Ora, mettiamo un altro esempio a caso: in Finlandia la prima ministra Marin e la ministra della scienza e della cultura Hanna Korhonen hanno risposto in prima persona alle domande poste dai bambini dai 7 ai 12 anni. Le domande dei bambini erano eccellenti e le loro preoccupazioni reali:
“Quando possiamo tornare a scuola?”
“Possiamo andare a nuotare in estate?”
“Cosa succederà con il nostro festival di primavera?”
“Quando incontreremo i nostri nonni?”
“La situazione in Finlandia è buona?”
“È giusto che a distanza alcuni bambini possano dormire più a lungo di altri?”

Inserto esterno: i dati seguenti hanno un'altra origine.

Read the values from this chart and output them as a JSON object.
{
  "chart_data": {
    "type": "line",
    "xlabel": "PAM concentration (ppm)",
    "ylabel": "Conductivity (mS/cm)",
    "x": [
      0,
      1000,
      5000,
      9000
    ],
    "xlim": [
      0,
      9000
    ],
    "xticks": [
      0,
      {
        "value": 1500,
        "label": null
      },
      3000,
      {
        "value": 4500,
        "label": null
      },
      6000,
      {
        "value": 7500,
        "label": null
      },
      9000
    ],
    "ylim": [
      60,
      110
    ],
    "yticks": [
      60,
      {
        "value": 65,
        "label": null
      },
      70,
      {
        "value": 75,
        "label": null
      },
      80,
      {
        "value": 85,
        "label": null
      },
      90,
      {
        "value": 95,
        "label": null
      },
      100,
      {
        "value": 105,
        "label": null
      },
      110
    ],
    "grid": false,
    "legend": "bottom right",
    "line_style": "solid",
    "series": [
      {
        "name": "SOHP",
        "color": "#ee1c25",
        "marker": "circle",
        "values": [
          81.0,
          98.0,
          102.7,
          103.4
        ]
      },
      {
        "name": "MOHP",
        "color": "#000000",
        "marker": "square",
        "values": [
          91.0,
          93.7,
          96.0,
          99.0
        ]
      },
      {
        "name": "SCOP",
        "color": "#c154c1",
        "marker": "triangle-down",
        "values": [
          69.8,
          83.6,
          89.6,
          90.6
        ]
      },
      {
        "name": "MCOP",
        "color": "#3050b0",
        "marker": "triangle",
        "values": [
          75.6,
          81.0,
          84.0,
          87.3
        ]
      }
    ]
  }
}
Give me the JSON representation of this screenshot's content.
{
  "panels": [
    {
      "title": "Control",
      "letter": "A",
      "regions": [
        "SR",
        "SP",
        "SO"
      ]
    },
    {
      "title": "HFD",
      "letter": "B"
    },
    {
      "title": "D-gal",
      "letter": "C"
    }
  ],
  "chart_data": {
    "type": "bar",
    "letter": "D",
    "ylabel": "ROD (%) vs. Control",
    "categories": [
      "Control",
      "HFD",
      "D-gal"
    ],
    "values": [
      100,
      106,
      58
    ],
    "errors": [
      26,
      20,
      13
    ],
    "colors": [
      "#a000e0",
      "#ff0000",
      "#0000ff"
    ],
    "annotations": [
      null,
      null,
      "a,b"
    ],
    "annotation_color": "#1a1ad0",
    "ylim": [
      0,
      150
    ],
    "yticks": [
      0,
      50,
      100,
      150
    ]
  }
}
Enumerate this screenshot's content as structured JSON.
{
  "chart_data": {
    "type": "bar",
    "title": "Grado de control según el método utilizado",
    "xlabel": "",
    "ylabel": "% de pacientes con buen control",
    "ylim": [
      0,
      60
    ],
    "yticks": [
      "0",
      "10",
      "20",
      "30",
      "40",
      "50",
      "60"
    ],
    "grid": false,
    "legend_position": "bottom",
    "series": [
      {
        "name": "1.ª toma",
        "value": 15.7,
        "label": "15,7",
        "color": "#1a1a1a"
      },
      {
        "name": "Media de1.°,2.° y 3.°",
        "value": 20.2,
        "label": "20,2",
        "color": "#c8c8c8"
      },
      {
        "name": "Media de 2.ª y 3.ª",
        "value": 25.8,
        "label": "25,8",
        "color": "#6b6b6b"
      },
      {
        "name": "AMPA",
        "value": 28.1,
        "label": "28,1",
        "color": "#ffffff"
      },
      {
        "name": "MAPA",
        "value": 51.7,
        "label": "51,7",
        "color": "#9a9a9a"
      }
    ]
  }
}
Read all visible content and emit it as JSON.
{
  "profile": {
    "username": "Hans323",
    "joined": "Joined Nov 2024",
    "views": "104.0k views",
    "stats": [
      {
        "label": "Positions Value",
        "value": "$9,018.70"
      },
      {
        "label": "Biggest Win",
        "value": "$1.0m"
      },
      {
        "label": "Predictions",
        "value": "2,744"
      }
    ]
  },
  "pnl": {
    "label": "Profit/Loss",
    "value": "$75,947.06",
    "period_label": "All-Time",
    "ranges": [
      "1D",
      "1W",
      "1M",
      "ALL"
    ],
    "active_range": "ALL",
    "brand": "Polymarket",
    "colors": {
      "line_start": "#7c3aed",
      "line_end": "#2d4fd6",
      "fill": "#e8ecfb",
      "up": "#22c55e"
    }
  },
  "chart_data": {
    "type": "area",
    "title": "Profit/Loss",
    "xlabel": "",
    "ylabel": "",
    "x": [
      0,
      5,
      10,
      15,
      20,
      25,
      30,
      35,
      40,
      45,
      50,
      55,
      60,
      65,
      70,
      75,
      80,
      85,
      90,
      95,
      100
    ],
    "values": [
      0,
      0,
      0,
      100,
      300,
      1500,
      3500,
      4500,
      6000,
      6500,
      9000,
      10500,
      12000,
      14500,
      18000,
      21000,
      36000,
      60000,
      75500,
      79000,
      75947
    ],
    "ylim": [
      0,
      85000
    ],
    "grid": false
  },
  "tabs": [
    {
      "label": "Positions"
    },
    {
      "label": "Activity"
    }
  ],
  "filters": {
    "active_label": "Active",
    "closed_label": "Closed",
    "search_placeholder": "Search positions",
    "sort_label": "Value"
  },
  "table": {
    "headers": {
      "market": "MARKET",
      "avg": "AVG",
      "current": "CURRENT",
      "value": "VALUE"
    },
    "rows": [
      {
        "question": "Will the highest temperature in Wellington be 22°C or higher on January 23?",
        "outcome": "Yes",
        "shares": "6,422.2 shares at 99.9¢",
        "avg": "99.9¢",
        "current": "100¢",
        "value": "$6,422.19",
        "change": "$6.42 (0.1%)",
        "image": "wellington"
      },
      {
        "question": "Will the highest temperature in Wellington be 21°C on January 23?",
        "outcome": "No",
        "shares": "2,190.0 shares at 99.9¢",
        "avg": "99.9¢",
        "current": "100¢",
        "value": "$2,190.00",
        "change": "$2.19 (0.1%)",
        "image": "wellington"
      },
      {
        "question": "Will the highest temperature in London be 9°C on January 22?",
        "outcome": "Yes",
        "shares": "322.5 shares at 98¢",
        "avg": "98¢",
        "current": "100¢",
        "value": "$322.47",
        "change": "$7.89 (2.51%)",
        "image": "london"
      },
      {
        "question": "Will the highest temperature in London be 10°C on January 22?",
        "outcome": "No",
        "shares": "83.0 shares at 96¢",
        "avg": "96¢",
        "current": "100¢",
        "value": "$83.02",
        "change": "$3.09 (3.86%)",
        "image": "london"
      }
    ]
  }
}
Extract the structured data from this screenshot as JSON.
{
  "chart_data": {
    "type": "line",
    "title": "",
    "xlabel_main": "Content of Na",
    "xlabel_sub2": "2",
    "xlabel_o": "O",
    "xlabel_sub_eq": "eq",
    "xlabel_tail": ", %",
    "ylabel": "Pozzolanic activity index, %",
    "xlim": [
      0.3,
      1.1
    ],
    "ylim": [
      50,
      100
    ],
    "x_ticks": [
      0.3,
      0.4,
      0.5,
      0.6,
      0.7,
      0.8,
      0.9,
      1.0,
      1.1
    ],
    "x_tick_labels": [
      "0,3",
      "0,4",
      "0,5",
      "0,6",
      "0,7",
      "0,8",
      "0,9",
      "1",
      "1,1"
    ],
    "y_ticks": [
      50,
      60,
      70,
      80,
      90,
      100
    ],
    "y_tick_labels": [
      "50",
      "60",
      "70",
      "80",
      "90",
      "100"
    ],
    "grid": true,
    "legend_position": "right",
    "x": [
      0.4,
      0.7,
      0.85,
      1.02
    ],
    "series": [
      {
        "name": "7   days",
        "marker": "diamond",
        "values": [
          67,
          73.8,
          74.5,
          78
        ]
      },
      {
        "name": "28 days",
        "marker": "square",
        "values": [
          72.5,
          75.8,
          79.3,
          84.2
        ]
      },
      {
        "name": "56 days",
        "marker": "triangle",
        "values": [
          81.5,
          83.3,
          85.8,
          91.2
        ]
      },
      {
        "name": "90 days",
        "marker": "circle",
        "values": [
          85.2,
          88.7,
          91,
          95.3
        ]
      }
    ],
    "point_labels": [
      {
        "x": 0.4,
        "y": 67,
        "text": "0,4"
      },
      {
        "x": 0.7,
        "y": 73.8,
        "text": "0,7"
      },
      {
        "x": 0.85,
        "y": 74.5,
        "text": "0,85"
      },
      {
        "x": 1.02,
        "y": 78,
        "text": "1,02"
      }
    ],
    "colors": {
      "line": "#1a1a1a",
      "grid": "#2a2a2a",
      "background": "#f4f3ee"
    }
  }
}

https://www.facebook.com/annareetta.korhonen/posts/10158028783880977

Così come anche in Norvegia, la prima ministra norvegese, Erna Solberg, ha avuto l’idea di usare la televisione per parlare direttamente con i bambini del suo Paese, tenendo una conferenza stampa dedicata a loro. Ha risposto alle domande dei bimbi provenienti da tutta la Norvegia:

Non è una questione stucchevole, né si parla di arrendevolezza, né qui si chiede di fare discorsi melensi. Da un lato, le famiglie, gli adulti, hanno bisogno di sapere che esistono misure pratiche su cui contare a lungo/lunghissimo termine, dall’altro i bambini stanno vivendo una situazione paradossale e vivranno altri disagi se i propri genitori non avranno da mettere il pane in tavola (e allora sì che resteranno traumatizzati).

Un impegno differente può passare anche attraverso parole semplici rivolte proprio ai più piccoli al momento opportuno.